The NIST guidelines also adopt a broad definition of what constitutes an IoT product. This includes not only the device itself, but also "any additional product components that are necessary to use the IoT device beyond basic operational features." That means everything from the device itself, to the app that makes it work, to the cloud servers the manufacturer uses to provide added functionality. By expanding the coverage beyond "operational features," products that can be used in some way without an app—like a smart vacuum that may clean but doesn't map your house unless connected to the internet—can't remove the app testing portion from their labeling requirements. In addition to the technical requirements themselves, NIST accompanies every section of the requirements with an explanation of the "Cybersecurity Utility" that each requirement represents.

The labeling recommendations do not go into specifics like which fonts or icons to use, instead they ask label providers—or "scheme owners" as NIST also calls them—to take certain things into consideration as they implement a labeling program. Labels themselves should simply show that a product has met the recommended technical criteria, but in a way that makes sense to people without "specialized cybersecurity knowledge." Instead of focusing on label design, the recommendations focus on the kinds of information that should be available to consumers, including "what the label means and does not mean," along with what kinds of products the label covers, what they are testing for, and why.

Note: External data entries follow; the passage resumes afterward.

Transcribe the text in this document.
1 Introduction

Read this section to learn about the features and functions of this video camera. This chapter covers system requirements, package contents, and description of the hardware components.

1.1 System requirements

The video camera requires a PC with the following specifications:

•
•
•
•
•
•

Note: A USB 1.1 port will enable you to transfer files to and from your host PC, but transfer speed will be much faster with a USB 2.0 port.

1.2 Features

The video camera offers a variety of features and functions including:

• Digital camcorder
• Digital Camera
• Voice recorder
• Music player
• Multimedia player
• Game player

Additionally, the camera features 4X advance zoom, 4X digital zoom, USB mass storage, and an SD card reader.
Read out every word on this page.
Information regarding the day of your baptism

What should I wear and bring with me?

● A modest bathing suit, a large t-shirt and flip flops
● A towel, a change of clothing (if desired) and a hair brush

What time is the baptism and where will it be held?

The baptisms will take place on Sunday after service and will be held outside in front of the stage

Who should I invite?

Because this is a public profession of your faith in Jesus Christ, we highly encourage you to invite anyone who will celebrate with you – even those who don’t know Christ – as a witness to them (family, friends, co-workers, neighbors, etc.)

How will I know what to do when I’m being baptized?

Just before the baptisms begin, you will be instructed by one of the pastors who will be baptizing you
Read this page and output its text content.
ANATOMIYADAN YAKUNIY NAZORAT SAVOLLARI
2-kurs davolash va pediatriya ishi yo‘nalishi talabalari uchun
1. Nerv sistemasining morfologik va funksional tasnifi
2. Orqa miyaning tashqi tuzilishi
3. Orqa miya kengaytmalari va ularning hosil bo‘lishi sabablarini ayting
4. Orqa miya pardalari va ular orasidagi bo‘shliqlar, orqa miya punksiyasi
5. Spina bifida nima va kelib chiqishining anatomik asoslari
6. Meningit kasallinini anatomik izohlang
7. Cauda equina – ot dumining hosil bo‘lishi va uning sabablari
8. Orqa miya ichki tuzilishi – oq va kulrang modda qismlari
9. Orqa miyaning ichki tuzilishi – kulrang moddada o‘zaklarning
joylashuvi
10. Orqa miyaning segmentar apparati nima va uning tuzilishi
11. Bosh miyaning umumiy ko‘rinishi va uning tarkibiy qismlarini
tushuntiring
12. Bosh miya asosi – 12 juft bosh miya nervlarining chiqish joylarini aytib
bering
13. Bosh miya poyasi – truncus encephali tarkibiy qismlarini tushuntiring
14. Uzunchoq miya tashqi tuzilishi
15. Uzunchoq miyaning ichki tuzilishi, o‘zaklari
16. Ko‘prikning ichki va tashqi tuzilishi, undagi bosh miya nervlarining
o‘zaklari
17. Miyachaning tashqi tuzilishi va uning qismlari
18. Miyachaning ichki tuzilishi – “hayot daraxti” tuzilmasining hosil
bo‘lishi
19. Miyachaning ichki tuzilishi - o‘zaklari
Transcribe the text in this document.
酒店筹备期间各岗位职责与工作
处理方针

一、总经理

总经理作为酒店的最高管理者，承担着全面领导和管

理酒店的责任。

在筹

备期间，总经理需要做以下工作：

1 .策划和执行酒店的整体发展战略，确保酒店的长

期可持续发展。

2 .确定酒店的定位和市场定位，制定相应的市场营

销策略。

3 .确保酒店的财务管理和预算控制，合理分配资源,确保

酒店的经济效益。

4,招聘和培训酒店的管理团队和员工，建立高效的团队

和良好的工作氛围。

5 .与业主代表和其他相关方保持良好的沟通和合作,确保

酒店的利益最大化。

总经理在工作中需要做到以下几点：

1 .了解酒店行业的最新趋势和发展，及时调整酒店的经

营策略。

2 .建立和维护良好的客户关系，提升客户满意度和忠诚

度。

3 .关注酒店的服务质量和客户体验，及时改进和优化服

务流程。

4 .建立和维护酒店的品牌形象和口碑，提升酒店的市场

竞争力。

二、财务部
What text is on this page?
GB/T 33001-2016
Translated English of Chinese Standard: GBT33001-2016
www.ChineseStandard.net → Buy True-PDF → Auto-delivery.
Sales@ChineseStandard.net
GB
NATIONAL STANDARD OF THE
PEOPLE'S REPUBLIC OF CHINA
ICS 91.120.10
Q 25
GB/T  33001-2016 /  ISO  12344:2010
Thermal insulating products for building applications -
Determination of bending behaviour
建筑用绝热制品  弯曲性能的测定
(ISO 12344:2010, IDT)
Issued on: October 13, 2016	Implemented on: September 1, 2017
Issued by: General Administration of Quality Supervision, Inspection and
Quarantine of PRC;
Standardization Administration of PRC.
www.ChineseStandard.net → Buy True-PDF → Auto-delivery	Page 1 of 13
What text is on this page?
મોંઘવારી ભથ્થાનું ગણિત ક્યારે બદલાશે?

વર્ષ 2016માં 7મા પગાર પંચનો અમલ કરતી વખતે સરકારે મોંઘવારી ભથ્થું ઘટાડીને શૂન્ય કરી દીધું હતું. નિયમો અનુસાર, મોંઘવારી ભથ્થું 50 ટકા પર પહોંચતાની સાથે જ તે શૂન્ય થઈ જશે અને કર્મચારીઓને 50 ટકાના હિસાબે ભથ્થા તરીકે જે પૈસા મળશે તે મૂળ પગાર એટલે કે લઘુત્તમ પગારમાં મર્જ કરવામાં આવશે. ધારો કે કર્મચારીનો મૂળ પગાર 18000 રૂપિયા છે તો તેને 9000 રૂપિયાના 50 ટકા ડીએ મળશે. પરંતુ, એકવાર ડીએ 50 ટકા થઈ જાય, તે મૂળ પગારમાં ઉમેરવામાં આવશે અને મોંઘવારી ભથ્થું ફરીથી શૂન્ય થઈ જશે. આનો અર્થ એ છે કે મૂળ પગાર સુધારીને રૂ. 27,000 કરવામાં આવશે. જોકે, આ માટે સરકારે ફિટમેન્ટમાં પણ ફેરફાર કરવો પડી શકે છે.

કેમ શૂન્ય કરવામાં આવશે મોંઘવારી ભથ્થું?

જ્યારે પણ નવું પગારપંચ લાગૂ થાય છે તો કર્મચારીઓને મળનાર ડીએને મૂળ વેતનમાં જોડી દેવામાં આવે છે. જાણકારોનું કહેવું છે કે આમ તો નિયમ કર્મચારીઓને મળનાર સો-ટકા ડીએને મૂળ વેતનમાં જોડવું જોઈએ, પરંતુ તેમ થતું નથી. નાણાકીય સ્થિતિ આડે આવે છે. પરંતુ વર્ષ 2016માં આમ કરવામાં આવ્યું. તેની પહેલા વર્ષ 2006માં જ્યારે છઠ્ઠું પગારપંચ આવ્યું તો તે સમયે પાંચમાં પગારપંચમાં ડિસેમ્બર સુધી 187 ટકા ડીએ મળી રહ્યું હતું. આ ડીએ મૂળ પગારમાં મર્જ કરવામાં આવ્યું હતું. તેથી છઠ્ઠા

While NIST's new IoT labeling recommendations provide a good technical basis to use for testing and thoughtful requirements for clear and helpful labeling, NIST's decision to leave testing and labeling to third parties and not to establish its own program is worrying. In the conclusion to a whitepaper preceding the recommendations, NIST stated its hope that the guidelines "will be used by one or more organizations to deploy a consumer IoT cybersecurity labeling program or ‘scheme’ in the United States." A standards-setting body, like NIST, can define a technical standard, but unless it is widely adopted by the tech industry, it may never become truly standard. Even when an organization does eventually step forward to run a labeling scheme, absent any sort of broad mandate or other incentives, participation by manufacturers will be voluntary and may not seem worth the effort. Unfortunately, without organizations ready to heed NIST's call, and manufacturers willing to work with them, the bold changes envisioned in the executive order may never be realized.

If the recommendations are to achieve their goals, one or more groups need to be ready to stand up labeling schemes. Through good relationships, their ability to directly affect consumer demand, or both, whoever is conducting testing and labeling will need to figure out a way to get manufacturer participation. Once such labeling efforts have started, spreading their popularity needs to include broader education of the public. As NIST acknowledges, public education will need to be “a shared responsibility among multiple IoT product security stakeholders.” Other ways to speed up adoption of such labels could include bulk purchasers of IoT devices requiring that their IoT products carry a specific label. Even without the example a limited NIST-run labeling program might have set, or a strong labeling requirement, NIST's recommendations do provide something solid to build on—and hopefully, IoT’s many stakeholders will start building.